Trespass
- Author: Rose Tremain
- Publication date: 2010

= Trespass (novel) =

2010 novel by British author Rose Tremain

Trespass is a 2010 novel by British author Rose Tremain. The novel is set in a small town in Cévennes and concerns two pairs of mixed gender dysfunctional adult siblings, one French and one English who become entangled in a dispute over property.

==Plot==
Audrun is an elderly woman who lives in a small shack she has inherited in a small town in Cévennes where she has always lived. Her older brother terrorized her when they were children and as an adult lives a lonely life in their childhood home, which he has partially ruined through hoarding. When he asks Audrun to come help him clean out the house she discovers that he has plans to sell it for roughly half a million euros.

Anthony Verey is an elderly antiques dealer who is quickly becoming insolvent. Realizing his life is stagnating he calls his sister, Veronica, who is living in Cévennes with her lover, Kitty, while they collaborate on a book. To Kitty's distress, Veronica offers to let Anthony stay with them indefinitely until he feels better. Anthony forms the idea of buying a home near Veronica and permanently resettling.

Aramon, Audrun's brother, continues to make her life hell, telling her that the small shack she built near their childhood home is an eyesore and if any of it crosses onto his property line he will tear it down. Because the shack was hastily built Audrun is unsure of its legality. She begins to contemplate murdering her brother.

Anthony visits Aramon's house, the Mas Lunel, which he falls in love with but refuses to buy after seeing Audrun's shack. He goes to visit another property and never returns. Veronica launches an extensive search for him and as she does her relationship with Kitty, who hated Anthony, falls apart.

In the meantime Aramon has been getting increasingly ill, experiencing blackouts which he had much earlier in his life as a teenager when he and his father began raping Audrun after Bernadette, Audrun and Aramon's mother died. Audrun suggests to Aramon that Anthony was there the day he disappeared but as Aramon was experiencing a prolonged blackout he cannot remember if this is true or not. Audrun continues to feed Aramon's paranoia and, after he finds Anthony's car in his garage, he withdraws the house for sale and bars all visitors.
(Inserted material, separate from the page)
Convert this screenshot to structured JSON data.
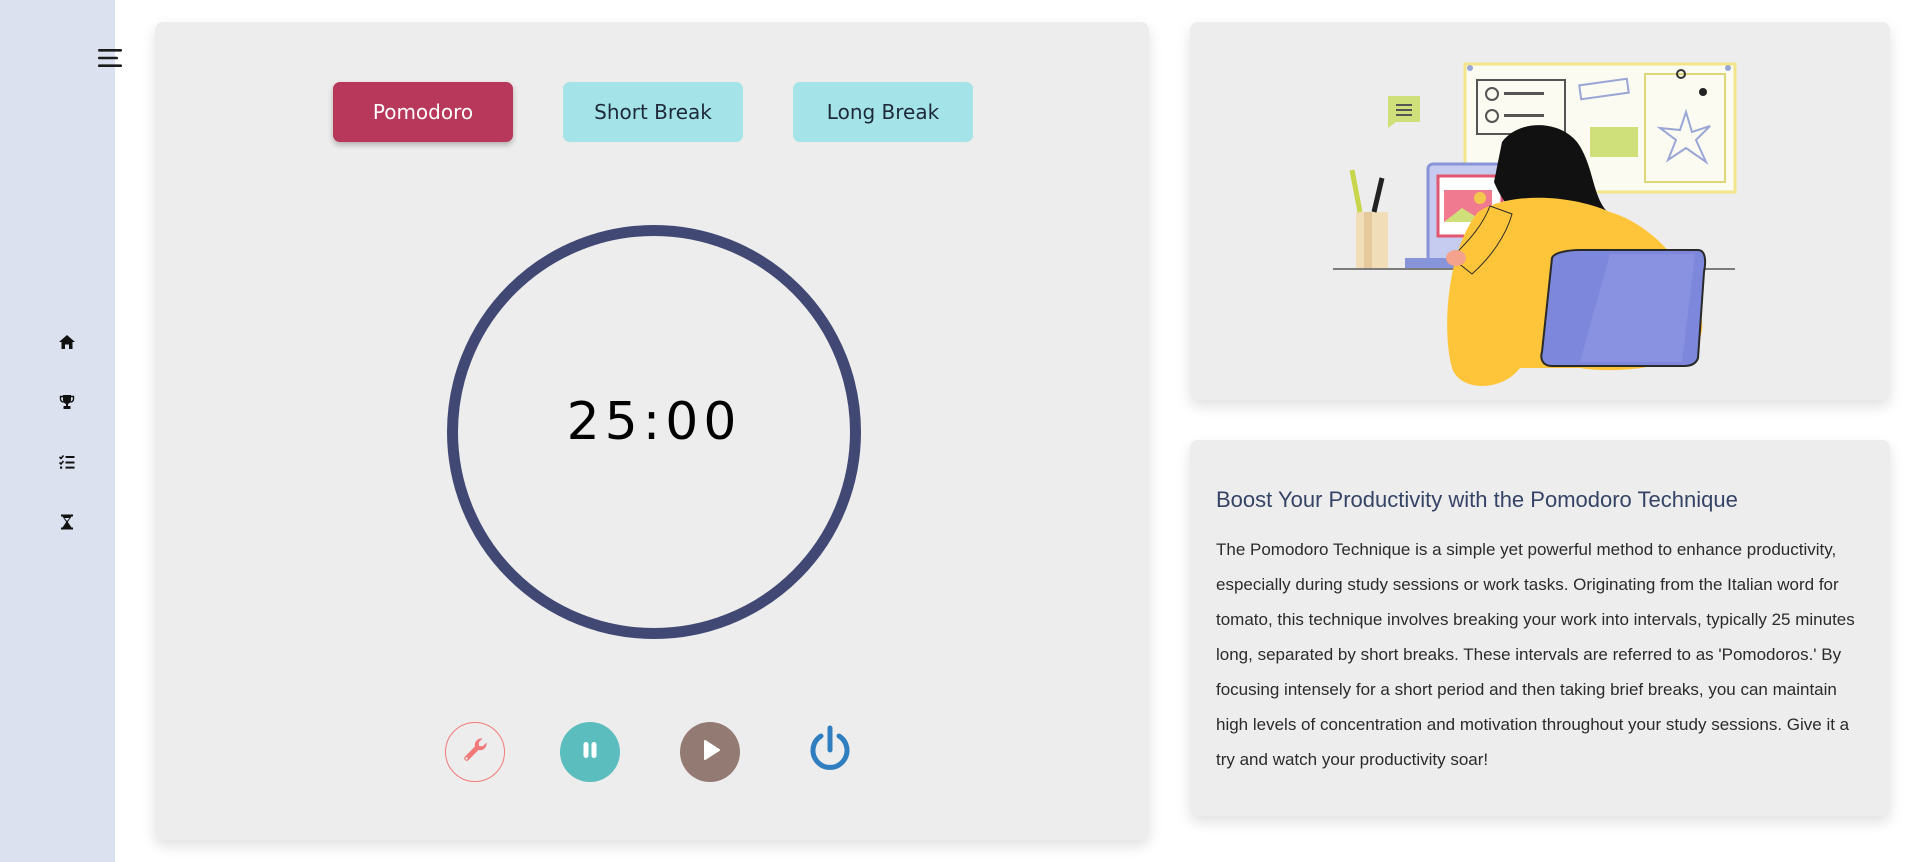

When a family friend asks if her daughter can bring some schoolchildren on their property for a picnic Aramon refuses, but Audrun permits them to lunch on her side of the property. One of the children then discovers Anthony's body in a pool of water.

When the police come to investigate Audrun deliberately lets slip that she saw Anthony and Aramon together a second time. In actuality, after an unsatisfactory viewing of another country home, Anthony had decided to buy Mas Lunel and Audrun, wanting to block the sale, persuaded him to accompany her to the river where she murdered him, planted the body in a small pool, and then hid his car in Aramon's garage. Aramon is arrested but Audrun's victory is short lived. After a dry summer season forest fires break out in the region and one of them destroys the Mas Lunel. Audrun decides to raze Mas Lunel and let nature take over the land.
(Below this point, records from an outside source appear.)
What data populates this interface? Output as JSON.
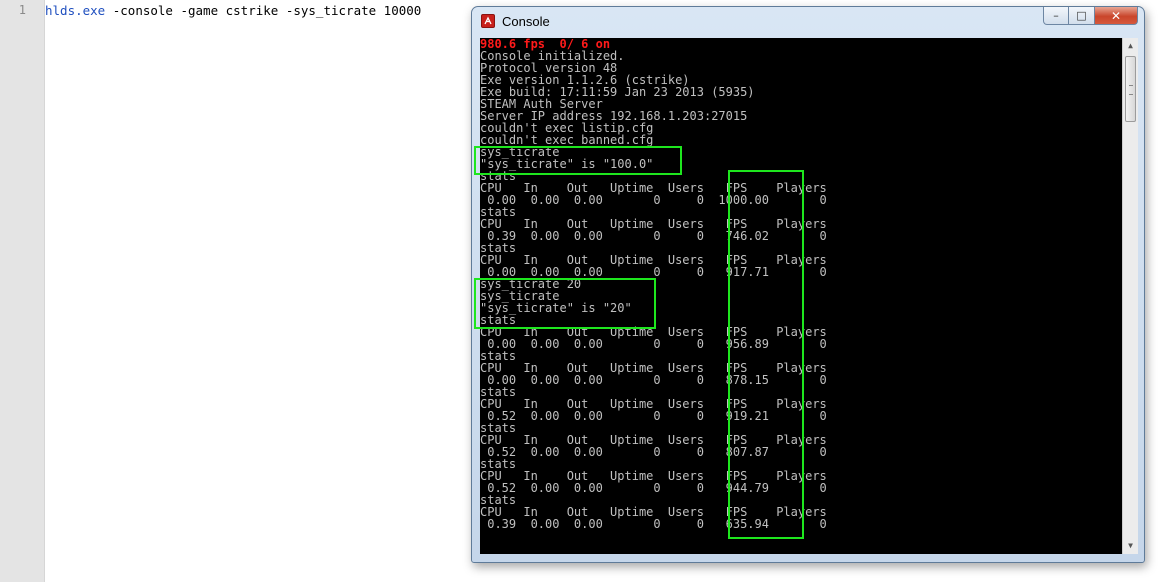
{
  "editor": {
    "line_number": "1",
    "command_exe": "hlds.exe",
    "command_args": " -console -game cstrike -sys_ticrate 10000"
  },
  "console_window": {
    "title": "Console",
    "minimize_label": "–",
    "maximize_label": "□",
    "close_label": "✕",
    "fps_status": "980.6 fps  0/ 6 on",
    "lines": [
      "Console initialized.",
      "Protocol version 48",
      "Exe version 1.1.2.6 (cstrike)",
      "Exe build: 17:11:59 Jan 23 2013 (5935)",
      "STEAM Auth Server",
      "Server IP address 192.168.1.203:27015",
      "couldn't exec listip.cfg",
      "couldn't exec banned.cfg",
      "sys_ticrate",
      "\"sys_ticrate\" is \"100.0\"",
      "stats",
      "CPU   In    Out   Uptime  Users   FPS    Players",
      " 0.00  0.00  0.00       0     0  1000.00       0",
      "stats",
      "CPU   In    Out   Uptime  Users   FPS    Players",
      " 0.39  0.00  0.00       0     0   746.02       0",
      "stats",
      "CPU   In    Out   Uptime  Users   FPS    Players",
      " 0.00  0.00  0.00       0     0   917.71       0",
      "sys_ticrate 20",
      "sys_ticrate",
      "\"sys_ticrate\" is \"20\"",
      "stats",
      "CPU   In    Out   Uptime  Users   FPS    Players",
      " 0.00  0.00  0.00       0     0   956.89       0",
      "stats",
      "CPU   In    Out   Uptime  Users   FPS    Players",
      " 0.00  0.00  0.00       0     0   878.15       0",
      "stats",
      "CPU   In    Out   Uptime  Users   FPS    Players",
      " 0.52  0.00  0.00       0     0   919.21       0",
      "stats",
      "CPU   In    Out   Uptime  Users   FPS    Players",
      " 0.52  0.00  0.00       0     0   807.87       0",
      "stats",
      "CPU   In    Out   Uptime  Users   FPS    Players",
      " 0.52  0.00  0.00       0     0   944.79       0",
      "stats",
      "CPU   In    Out   Uptime  Users   FPS    Players",
      " 0.39  0.00  0.00       0     0   635.94       0"
    ]
  },
  "colors": {
    "highlight": "#1ee61e",
    "fps_status": "#ff1a1a",
    "console_text": "#c0c0c0"
  }
}
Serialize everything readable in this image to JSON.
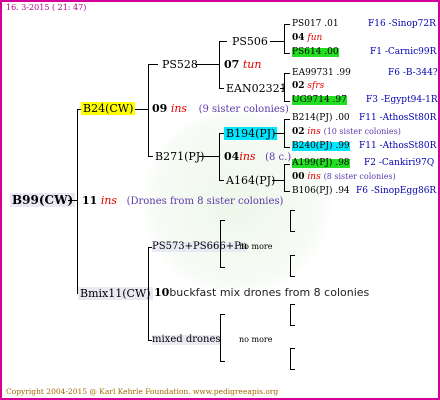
{
  "header": {
    "text": "16.  3-2015  ( 21: 47)"
  },
  "footer": {
    "text": "Copyright 2004-2015 @ Karl Kehrle Foundation.   www.pedigreeapis.org"
  },
  "root": {
    "name": "B99(CW)"
  },
  "gen1": {
    "mother": {
      "name": "B24(CW)"
    },
    "father_line": {
      "year": "11",
      "ins": "ins",
      "note": "(Drones from 8 sister colonies)"
    },
    "mother_mate": {
      "name": "Bmix11(CW)"
    },
    "mate_line": {
      "year": "10",
      "text": "buckfast mix drones from 8 colonies"
    }
  },
  "gen2": {
    "top_father": {
      "name": "PS528"
    },
    "year_line": {
      "year": "09",
      "ins": "ins",
      "note": "(9 sister colonies)"
    },
    "b271": {
      "name": "B271(PJ)"
    },
    "ps573": {
      "name": "PS573+PS666+Pn",
      "nomore": "no more"
    },
    "mixed": {
      "name": "mixed drones",
      "nomore": "no more"
    }
  },
  "gen3": {
    "ps506": {
      "name": "PS506"
    },
    "y07": {
      "year": "07",
      "ins": "tun"
    },
    "ean": {
      "name": "EAN02321"
    },
    "b194": {
      "name": "B194(PJ)"
    },
    "y04": {
      "year": "04",
      "ins": "ins",
      "note": "(8 c.)"
    },
    "a164": {
      "name": "A164(PJ)"
    }
  },
  "gen4": [
    {
      "name": "PS017 .01",
      "right": "F16 -Sinop72R"
    },
    {
      "year": "04",
      "ins": "fun"
    },
    {
      "name": "PS614 .00",
      "right": "F1 -Carnic99R",
      "hl": "g"
    },
    {
      "name": "EA99731 .99",
      "right": "F6 -B-344?"
    },
    {
      "year": "02",
      "ins": "sfrs"
    },
    {
      "name": "UG9714 .97",
      "right": "F3 -Egypt94-1R",
      "hl": "g"
    },
    {
      "name": "B214(PJ) .00",
      "right": "F11 -AthosSt80R"
    },
    {
      "year": "02",
      "ins": "ins",
      "note": "(10 sister colonies)"
    },
    {
      "name": "B240(PJ) .99",
      "right": "F11 -AthosSt80R",
      "hl": "c"
    },
    {
      "name": "A199(PJ) .98",
      "right": "F2 -Cankiri97Q",
      "hl": "g"
    },
    {
      "year": "00",
      "ins": "ins",
      "note": "(8 sister colonies)"
    },
    {
      "name": "B106(PJ) .94",
      "right": "F6 -SinopEgg86R"
    }
  ]
}
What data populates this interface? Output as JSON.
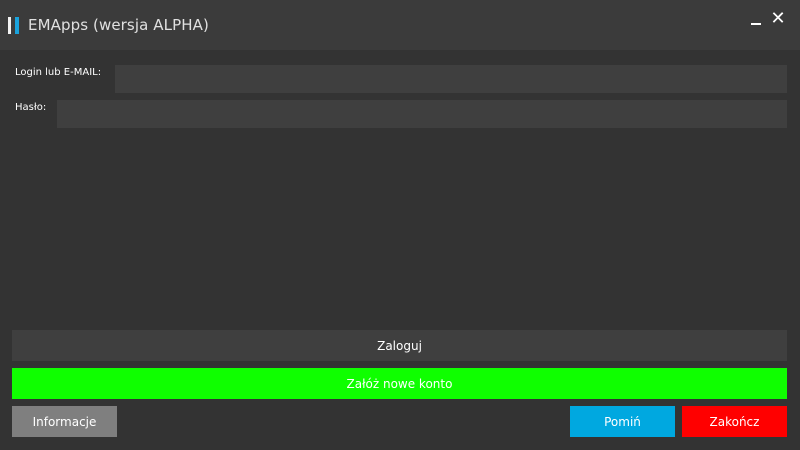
{
  "window": {
    "title": "EMApps (wersja ALPHA)",
    "minimize_icon": "minimize-icon",
    "close_icon": "close-icon",
    "close_glyph": "✕"
  },
  "form": {
    "login_label": "Login lub E-MAIL:",
    "login_value": "",
    "password_label": "Hasło:",
    "password_value": ""
  },
  "buttons": {
    "login": "Zaloguj",
    "register": "Załóż nowe konto",
    "info": "Informacje",
    "skip": "Pomiń",
    "exit": "Zakończ"
  },
  "colors": {
    "background": "#333333",
    "titlebar": "#3b3b3b",
    "input": "#3f3f3f",
    "login_button": "#3f3f3f",
    "register_button": "#0fff00",
    "info_button": "#7f7f7f",
    "skip_button": "#00a8e0",
    "exit_button": "#ff0000",
    "logo_accent": "#1aa3dd"
  }
}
In prison Aramon is treated for ulcers, makes a few friends, and finally approaches something close to happiness for the first time in years. One day Audrun decides to visit him, bringing him a branch of white cherry blossom which they both remember as a positive memory from when they were children. Aramon finally apologizes to Audrun for his abuse.

==Characters==
- Audrun Lunel, a poor French woman who has lived in Rouasse her entire life
- Aramon Lunel, Audrun's abusive brother
- Anthony Verey, an ageing English antiques dealer
- Veronica Verey, Anthony's sister, a professional landscaper
- Kitty Meadows, Veronica's lover, a watercolour artist

==Critical reception==
The novel received nearly unanimous critical praise. The Globe and Mail praised Tremain as "a writer in command of her craft." The New York Times declared Tremain's style "authoritative". The Guardian had some reservations about the novel but complimented it as "a successful novel, well made and written with a light touch".

==Film adaptation==
The novel was loosely adapted into the 2017 film Dark River written and directed by Clio Barnard.